Le secteur bancaire français enregistre seulement 34 400 embauches en 2025, soit 30% de moins qu’en 2022, marquant le plus bas niveau depuis 2013. Au-delà des chiffres, c’est tout un modèle d’emploi qui s’effondre : le métier de conseiller bancaire s’éteint, les femmes restent absentes des directions malgré 56% des effectifs, et l’apprentissage s’effondre. Décryptage d’une mutation qui redessine le visage du secteur.
L’essor des outils informatiques et de l’intelligence artificielle accélère cette transformation. Les tâches administratives répétitives (vérification de documents, calculs de capacité d’emprunt, gestion des incidents) sont désormais automatisées. Les algorithmes analysent les profils de risque, proposent des produits financiers personnalisés et répondent aux demandes courantes via des assistants virtuels. La productivité augmente, mais le besoin en personnel de front office diminue drastiquement. Les banques ajustent leurs recrutements en conséquence, comme le reconnaît sobrement la FBF dans son observatoire annuel des métiers : « Le secteur ajuste ses recrutements ».
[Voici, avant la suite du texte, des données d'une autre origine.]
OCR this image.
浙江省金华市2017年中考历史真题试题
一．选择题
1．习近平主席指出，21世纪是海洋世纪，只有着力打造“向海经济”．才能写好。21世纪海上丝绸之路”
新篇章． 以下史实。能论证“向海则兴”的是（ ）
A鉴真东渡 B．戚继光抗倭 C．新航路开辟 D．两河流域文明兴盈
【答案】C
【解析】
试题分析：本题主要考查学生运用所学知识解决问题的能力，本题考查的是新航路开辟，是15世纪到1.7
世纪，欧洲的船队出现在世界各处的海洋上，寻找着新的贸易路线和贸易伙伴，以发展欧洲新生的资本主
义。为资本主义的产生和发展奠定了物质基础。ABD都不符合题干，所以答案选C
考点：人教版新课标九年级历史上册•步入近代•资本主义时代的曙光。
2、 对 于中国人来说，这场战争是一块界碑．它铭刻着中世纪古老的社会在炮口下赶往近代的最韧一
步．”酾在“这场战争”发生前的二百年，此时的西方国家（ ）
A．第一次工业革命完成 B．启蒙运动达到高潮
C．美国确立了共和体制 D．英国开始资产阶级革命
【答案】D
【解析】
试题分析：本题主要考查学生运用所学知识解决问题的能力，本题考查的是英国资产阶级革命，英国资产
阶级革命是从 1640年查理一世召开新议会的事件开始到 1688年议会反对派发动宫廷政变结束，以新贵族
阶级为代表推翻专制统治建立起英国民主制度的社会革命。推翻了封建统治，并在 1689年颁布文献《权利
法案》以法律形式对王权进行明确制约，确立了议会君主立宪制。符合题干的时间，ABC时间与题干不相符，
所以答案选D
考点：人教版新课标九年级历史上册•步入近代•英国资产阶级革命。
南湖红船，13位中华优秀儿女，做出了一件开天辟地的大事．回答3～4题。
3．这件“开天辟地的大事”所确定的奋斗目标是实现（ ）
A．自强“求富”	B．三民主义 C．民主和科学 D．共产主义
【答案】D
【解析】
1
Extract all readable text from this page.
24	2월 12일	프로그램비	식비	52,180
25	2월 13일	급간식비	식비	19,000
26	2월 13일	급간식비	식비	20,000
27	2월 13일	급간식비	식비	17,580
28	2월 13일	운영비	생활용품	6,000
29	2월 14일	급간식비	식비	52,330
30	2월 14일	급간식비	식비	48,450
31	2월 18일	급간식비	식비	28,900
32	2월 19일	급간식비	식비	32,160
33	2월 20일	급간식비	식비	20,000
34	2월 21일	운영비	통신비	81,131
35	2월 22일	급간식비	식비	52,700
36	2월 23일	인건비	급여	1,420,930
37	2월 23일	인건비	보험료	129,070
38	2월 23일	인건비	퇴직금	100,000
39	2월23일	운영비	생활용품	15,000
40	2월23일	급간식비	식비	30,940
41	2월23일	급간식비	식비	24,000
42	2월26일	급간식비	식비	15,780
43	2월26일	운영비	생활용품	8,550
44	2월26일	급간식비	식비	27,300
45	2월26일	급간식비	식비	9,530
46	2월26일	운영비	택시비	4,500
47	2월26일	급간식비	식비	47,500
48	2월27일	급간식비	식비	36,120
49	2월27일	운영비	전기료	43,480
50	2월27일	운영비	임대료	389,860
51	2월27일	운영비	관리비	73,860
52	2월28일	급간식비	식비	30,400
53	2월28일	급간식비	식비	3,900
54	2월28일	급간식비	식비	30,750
Les femmes : 56% des effectifs mais absentes des postes clés
Aucune femme directrice générale dans les trois plus grandes banques françaises
Paradoxe frappant du secteur bancaire : les femmes représentent 56% des effectifs, mais aucune ne dirige BNP Paribas, Société Générale ou Crédit Agricole. Alors que la parité numérique est atteinte, voire dépassée, dans les rangs opérationnels, le plafond de verre demeure intact aux plus hauts niveaux de décision.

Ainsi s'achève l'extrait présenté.